Dua lelaki yang baru masuk itu adalah Ikhsan dan Ega. Para pengangguran kelas kakap itu terlihat menyedihkan dalam setelan kaos oblong dan jeans mereka yang sudah dipotong pendek. Jenny bahkan bergidik ngeri melihat mode fashion Ikhsan yang terlihat seperti cabe-cabean itu.
“Kita duduk sini aja, yak!” seru Ega sambil mendaratkan pantatnya di kursi yang dekat dengan Jenny.
“Oke,” jawab Ikhsan sambil mengacungkan jempolnya.
Jenny langsung menelan ludah. Dia perlahan bangun dari duduknya dan bermaksud untuk segera melarikan diri dari sana.
“Eh, Mbak kunci motornya jatuh,” tegur Ega sambil meraih kunci motor Jenny yang tergeletak di lantai.
Jenny menggigit bibirnya sendiri sambil meringis pelan. Sementara Ikhsan kini terkejut melihat keberadaannya.
“K-kamu....”
Jenny berusaha bersikap tenang. Dia mengambil kunci motornya seraya menampilkan senyum yang teramat manis. Dia bersikap seolah-olah tidak melihat keberadaan Ikhsan di sana. Ikhsan pun menarik satu sudut bibirnya sembari berdecak pelan.

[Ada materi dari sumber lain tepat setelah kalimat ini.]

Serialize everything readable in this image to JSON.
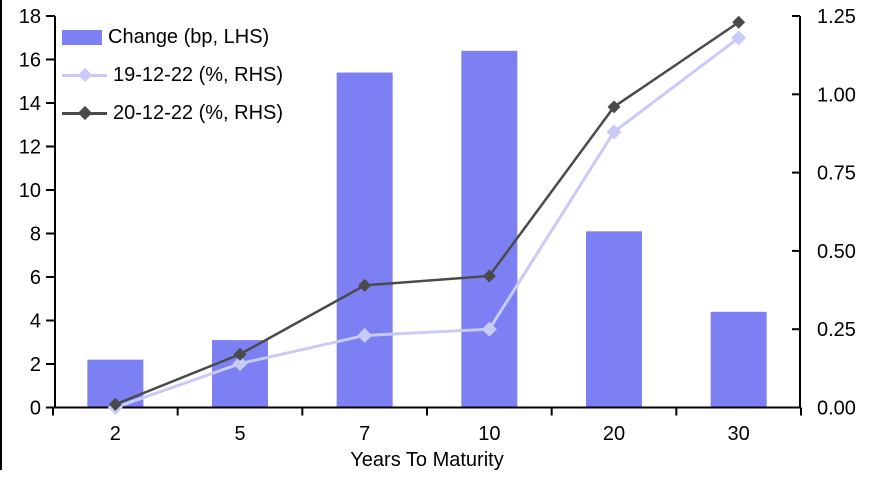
{
  "chart_data": {
    "type": "bar+line combo",
    "title": "",
    "xlabel": "Years To Maturity",
    "categories": [
      "2",
      "5",
      "7",
      "10",
      "20",
      "30"
    ],
    "series": [
      {
        "name": "Change (bp, LHS)",
        "type": "bar",
        "axis": "left",
        "color": "#7C80F2",
        "values": [
          2.2,
          3.1,
          15.4,
          16.4,
          8.1,
          4.4
        ]
      },
      {
        "name": "19-12-22 (%, RHS)",
        "type": "line",
        "axis": "right",
        "color": "#C8CBF8",
        "marker": "diamond",
        "values": [
          0.0,
          0.14,
          0.23,
          0.25,
          0.88,
          1.18
        ]
      },
      {
        "name": "20-12-22 (%, RHS)",
        "type": "line",
        "axis": "right",
        "color": "#4A4A4A",
        "marker": "diamond",
        "values": [
          0.01,
          0.17,
          0.39,
          0.42,
          0.96,
          1.23
        ]
      }
    ],
    "left_axis": {
      "min": 0,
      "max": 18,
      "step": 2,
      "tick_labels": [
        "0",
        "2",
        "4",
        "6",
        "8",
        "10",
        "12",
        "14",
        "16",
        "18"
      ]
    },
    "right_axis": {
      "min": 0,
      "max": 1.25,
      "step": 0.25,
      "tick_labels": [
        "0.00",
        "0.25",
        "0.50",
        "0.75",
        "1.00",
        "1.25"
      ]
    },
    "grid": false,
    "legend_position": "top-left",
    "axis_color": "#000000",
    "text_color": "#000000"
  }
}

“Mau kabur ya? karena ketemu aku?” tanya Ikhsan.
Jenny menatap sekilas, lalu berdecak pelan. “Idih... emang akunya mau pergi kok,” jawab Jenny.
Ikhsan tertawa pelan. “Wajah kamu hari ini kuyu banget, ada masalah ya?”
Deg.
Jenny terkejut. Hatinya pun langsung bertanya-tanya. Siapakah sebenarnya pemuda kucel ini? apakah dia dukun? Apa dia anak indihome? Apa dia bisa membaca pikiran? Apa dia bisa membantunya untuk keluar dari permasalahan ini?

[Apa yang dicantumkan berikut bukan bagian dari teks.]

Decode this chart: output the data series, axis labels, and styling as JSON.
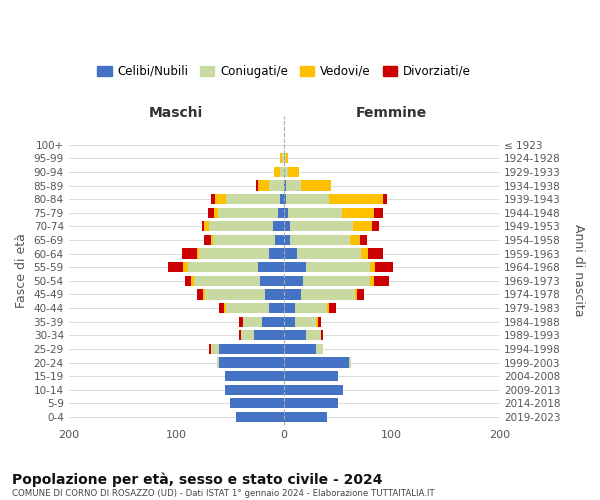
{
  "age_groups": [
    "0-4",
    "5-9",
    "10-14",
    "15-19",
    "20-24",
    "25-29",
    "30-34",
    "35-39",
    "40-44",
    "45-49",
    "50-54",
    "55-59",
    "60-64",
    "65-69",
    "70-74",
    "75-79",
    "80-84",
    "85-89",
    "90-94",
    "95-99",
    "100+"
  ],
  "birth_years": [
    "2019-2023",
    "2014-2018",
    "2009-2013",
    "2004-2008",
    "1999-2003",
    "1994-1998",
    "1989-1993",
    "1984-1988",
    "1979-1983",
    "1974-1978",
    "1969-1973",
    "1964-1968",
    "1959-1963",
    "1954-1958",
    "1949-1953",
    "1944-1948",
    "1939-1943",
    "1934-1938",
    "1929-1933",
    "1924-1928",
    "≤ 1923"
  ],
  "maschi": {
    "celibi": [
      45,
      50,
      55,
      55,
      60,
      60,
      28,
      20,
      14,
      18,
      22,
      24,
      14,
      8,
      10,
      6,
      4,
      0,
      0,
      0,
      0
    ],
    "coniugati": [
      0,
      0,
      0,
      0,
      2,
      8,
      12,
      18,
      40,
      55,
      62,
      65,
      65,
      58,
      60,
      55,
      50,
      14,
      4,
      2,
      0
    ],
    "vedovi": [
      0,
      0,
      0,
      0,
      0,
      0,
      0,
      0,
      2,
      2,
      2,
      5,
      2,
      2,
      4,
      4,
      10,
      10,
      5,
      2,
      0
    ],
    "divorziati": [
      0,
      0,
      0,
      0,
      0,
      2,
      2,
      4,
      4,
      6,
      6,
      14,
      14,
      6,
      2,
      6,
      4,
      2,
      0,
      0,
      0
    ]
  },
  "femmine": {
    "nubili": [
      40,
      50,
      55,
      50,
      60,
      30,
      20,
      10,
      10,
      16,
      18,
      20,
      12,
      6,
      6,
      4,
      2,
      2,
      0,
      0,
      0
    ],
    "coniugate": [
      0,
      0,
      0,
      0,
      2,
      6,
      14,
      20,
      30,
      50,
      62,
      60,
      60,
      55,
      58,
      50,
      40,
      14,
      4,
      2,
      0
    ],
    "vedove": [
      0,
      0,
      0,
      0,
      0,
      0,
      0,
      2,
      2,
      2,
      4,
      5,
      6,
      10,
      18,
      30,
      50,
      28,
      10,
      2,
      0
    ],
    "divorziate": [
      0,
      0,
      0,
      0,
      0,
      0,
      2,
      2,
      6,
      6,
      14,
      16,
      14,
      6,
      6,
      8,
      4,
      0,
      0,
      0,
      0
    ]
  },
  "colors": {
    "celibi": "#4472c4",
    "coniugati": "#c8d9a2",
    "vedovi": "#ffc000",
    "divorziati": "#cc0000"
  },
  "title": "Popolazione per età, sesso e stato civile - 2024",
  "subtitle": "COMUNE DI CORNO DI ROSAZZO (UD) - Dati ISTAT 1° gennaio 2024 - Elaborazione TUTTAITALIA.IT",
  "xlabel_left": "Maschi",
  "xlabel_right": "Femmine",
  "ylabel_left": "Fasce di età",
  "ylabel_right": "Anni di nascita",
  "xlim": 200,
  "legend_labels": [
    "Celibi/Nubili",
    "Coniugati/e",
    "Vedovi/e",
    "Divorziati/e"
  ],
  "bg_color": "#ffffff",
  "grid_color": "#cccccc",
  "bar_height": 0.75
}
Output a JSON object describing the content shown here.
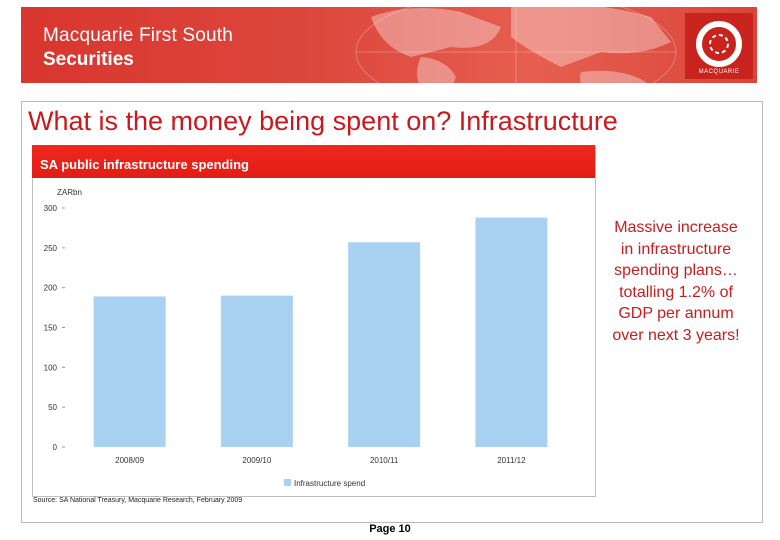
{
  "header": {
    "company_line1": "Macquarie First South",
    "company_line2": "Securities",
    "logo_text": "MACQUARIE"
  },
  "slide": {
    "title": "What is the money being spent on?  Infrastructure",
    "callout": "Massive increase in infrastructure spending plans… totalling 1.2% of GDP per annum over next 3 years!",
    "source": "Source: SA National Treasury, Macquarie Research, February 2009",
    "page": "Page 10"
  },
  "colors": {
    "accent": "#e11d15",
    "bar": "#a9d1f2",
    "title_red": "#c9191e"
  },
  "chart_data": {
    "type": "bar",
    "title": "SA public infrastructure spending",
    "ylabel": "ZARbn",
    "xlabel": "",
    "categories": [
      "2008/09",
      "2009/10",
      "2010/11",
      "2011/12"
    ],
    "series": [
      {
        "name": "Infrastructure spend",
        "values": [
          189,
          190,
          257,
          288
        ]
      }
    ],
    "ylim": [
      0,
      300
    ],
    "yticks": [
      "0",
      "50",
      "100",
      "150",
      "200",
      "250",
      "300"
    ],
    "legend": "bottom",
    "grid": false
  }
}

Jenny menelan ludah, lalu mendekatkan wajahnya pada Ikhsan. “Apa kamu itu bisa meramal?” bisik Jenny.
Ikhsan tergelak dan langsung membuang muka, sedangkan Ega juga langsung menutup mulutnya agar tidak menimbulkan suara.
“Wah... kenapa mbak bisa tahu?” tanya Ega.

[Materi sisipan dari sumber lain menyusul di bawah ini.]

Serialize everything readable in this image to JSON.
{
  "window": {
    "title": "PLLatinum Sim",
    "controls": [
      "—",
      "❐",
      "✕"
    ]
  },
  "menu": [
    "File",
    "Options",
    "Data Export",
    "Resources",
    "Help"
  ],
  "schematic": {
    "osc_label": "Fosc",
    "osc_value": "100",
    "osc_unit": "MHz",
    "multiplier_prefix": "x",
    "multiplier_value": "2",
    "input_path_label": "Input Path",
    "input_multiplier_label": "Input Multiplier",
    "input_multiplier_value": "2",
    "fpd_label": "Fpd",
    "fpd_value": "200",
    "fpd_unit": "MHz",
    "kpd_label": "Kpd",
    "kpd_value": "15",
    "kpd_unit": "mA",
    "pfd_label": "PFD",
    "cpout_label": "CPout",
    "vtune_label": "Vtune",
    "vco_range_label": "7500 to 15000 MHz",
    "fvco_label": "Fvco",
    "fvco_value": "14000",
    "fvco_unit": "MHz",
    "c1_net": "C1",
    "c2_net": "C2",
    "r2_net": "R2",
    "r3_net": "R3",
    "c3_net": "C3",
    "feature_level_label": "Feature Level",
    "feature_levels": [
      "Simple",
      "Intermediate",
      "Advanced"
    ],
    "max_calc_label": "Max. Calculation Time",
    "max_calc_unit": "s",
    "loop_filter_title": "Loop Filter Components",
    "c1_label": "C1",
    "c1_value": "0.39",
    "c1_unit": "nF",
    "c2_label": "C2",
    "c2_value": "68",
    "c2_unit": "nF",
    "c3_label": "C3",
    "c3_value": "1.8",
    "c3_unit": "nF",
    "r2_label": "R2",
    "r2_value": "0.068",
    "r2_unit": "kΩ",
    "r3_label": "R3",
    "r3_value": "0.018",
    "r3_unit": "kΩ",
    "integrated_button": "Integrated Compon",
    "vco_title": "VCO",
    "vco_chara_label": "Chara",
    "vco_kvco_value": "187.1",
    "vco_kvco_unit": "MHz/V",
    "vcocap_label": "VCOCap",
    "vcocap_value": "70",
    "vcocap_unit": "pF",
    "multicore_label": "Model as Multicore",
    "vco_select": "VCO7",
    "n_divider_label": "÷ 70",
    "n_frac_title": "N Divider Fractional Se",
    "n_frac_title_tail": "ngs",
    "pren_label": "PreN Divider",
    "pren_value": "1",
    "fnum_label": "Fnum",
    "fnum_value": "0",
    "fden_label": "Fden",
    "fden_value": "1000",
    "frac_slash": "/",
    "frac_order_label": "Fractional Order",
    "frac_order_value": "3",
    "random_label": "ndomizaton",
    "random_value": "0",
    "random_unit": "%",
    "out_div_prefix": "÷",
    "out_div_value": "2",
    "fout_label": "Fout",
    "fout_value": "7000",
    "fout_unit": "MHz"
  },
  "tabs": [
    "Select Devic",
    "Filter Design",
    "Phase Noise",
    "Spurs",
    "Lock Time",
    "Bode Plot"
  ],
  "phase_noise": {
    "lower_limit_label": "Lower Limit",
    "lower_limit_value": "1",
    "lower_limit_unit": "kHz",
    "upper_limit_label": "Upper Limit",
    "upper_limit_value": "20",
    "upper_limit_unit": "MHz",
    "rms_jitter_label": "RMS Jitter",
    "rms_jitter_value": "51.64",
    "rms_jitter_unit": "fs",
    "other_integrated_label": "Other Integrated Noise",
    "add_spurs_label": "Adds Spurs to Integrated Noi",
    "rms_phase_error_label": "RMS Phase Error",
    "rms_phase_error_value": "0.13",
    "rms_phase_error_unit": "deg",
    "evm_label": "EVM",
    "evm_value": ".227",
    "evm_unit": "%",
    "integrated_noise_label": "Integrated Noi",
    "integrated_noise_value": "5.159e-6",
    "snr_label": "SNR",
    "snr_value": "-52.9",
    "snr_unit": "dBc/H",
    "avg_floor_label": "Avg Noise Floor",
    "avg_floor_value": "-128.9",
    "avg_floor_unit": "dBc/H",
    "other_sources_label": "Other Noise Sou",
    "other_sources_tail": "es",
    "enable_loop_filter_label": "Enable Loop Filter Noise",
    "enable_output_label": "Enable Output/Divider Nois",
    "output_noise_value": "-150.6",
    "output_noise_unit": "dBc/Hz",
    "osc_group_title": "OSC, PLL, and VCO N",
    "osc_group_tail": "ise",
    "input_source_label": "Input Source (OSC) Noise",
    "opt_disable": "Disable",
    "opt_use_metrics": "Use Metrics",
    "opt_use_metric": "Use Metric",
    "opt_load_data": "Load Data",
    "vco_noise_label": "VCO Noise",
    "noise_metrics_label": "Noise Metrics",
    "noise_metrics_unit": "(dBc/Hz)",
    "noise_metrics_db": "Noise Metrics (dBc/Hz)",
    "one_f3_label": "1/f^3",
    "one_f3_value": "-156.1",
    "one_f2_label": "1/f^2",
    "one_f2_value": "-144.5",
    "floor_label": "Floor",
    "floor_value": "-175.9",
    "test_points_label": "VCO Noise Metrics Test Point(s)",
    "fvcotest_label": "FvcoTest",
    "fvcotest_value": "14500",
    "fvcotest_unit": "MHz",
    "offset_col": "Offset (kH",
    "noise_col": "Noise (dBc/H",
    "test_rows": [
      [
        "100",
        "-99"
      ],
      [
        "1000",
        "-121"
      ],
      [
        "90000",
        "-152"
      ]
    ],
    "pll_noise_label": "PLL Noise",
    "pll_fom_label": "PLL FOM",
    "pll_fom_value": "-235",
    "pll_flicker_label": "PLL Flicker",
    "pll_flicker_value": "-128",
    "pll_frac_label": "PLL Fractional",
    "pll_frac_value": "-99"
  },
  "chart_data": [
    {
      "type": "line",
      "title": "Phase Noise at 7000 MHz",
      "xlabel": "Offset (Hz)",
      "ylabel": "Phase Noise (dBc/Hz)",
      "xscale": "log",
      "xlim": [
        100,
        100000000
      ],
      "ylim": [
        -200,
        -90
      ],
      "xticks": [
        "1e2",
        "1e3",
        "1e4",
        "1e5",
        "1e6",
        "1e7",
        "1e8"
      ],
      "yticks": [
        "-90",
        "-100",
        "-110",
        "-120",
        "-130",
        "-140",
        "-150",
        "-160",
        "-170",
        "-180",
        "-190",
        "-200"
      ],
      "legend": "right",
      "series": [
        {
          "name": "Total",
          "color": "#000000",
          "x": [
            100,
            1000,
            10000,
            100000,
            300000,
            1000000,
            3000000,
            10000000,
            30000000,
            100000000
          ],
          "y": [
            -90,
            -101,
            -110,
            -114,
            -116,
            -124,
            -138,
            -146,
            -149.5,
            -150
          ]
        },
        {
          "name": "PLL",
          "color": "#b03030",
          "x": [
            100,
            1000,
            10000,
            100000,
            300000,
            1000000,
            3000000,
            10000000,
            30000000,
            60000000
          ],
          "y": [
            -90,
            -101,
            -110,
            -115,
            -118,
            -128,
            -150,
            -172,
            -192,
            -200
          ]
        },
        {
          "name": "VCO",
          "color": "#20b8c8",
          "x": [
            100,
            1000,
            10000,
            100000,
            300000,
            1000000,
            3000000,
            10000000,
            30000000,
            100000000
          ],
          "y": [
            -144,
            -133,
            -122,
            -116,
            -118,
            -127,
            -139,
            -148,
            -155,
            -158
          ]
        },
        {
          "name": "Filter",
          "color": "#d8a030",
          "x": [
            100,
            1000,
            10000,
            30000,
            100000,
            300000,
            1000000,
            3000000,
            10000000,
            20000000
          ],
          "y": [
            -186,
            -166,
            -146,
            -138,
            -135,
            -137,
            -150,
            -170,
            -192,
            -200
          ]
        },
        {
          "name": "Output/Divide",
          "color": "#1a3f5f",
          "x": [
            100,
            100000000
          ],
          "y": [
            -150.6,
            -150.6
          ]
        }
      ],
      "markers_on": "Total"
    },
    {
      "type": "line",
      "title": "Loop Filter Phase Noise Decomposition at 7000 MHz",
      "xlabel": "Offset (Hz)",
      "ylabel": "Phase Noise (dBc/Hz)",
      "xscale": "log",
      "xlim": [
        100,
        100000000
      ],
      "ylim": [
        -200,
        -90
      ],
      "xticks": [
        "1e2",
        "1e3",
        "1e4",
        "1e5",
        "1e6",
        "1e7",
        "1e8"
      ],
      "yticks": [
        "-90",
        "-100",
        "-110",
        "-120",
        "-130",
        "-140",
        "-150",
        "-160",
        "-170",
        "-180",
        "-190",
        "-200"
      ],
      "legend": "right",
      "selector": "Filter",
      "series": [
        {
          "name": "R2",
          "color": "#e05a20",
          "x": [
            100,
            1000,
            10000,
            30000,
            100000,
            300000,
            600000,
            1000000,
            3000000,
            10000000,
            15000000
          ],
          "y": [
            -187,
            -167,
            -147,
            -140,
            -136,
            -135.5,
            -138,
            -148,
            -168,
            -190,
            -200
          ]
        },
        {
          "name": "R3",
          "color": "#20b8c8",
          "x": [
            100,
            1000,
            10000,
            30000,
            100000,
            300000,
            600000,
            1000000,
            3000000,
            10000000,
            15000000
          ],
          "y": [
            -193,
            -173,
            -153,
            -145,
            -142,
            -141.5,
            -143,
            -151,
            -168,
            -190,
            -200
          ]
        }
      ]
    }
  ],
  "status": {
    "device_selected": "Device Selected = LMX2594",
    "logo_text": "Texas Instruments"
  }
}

Ikhsan melotot menatap Ega, tapi Ega langsung mengedipkan matanya pada Ikhsan.
“J-jadi dia memang bisa meramal?” Jenny terlihat antusias.
“Tentu saja,” jawab Ega bersemangat.
Jenny beralih menatap Ikhsan dengan mata yang berbinar. Ikhsan pun jadi gelagapan dan tidak tahu harus berbuat apa.
“Apa kamu bisa ngeramal saya?” tanya Jenny.
Ikhsan menelan ludah. Dia tidak ingin memperpanjang perkara dan ingin mengakui kalau itu hanyalah bualan Ega saja. Tetapi baru saja dia akan membuka mulut, Eja langsung menggeser posisinya dan mengambil alih pembicaraan.
“Bisa dong... tapi ya, ada syaratnya dan ada waktu-waktu tertentu juga,”jawab Ega,
Ikhsan hanya bisa menghela napas, sedangkan Jenny malah terlihat semakin antuasias.
“Oke deh... kalau gitu aku boleh minta nomor handphone kamu kan?” Jenny tersenyum sumringah dan bersiap untuk mencatat nomor handphone-nya Ikhsan.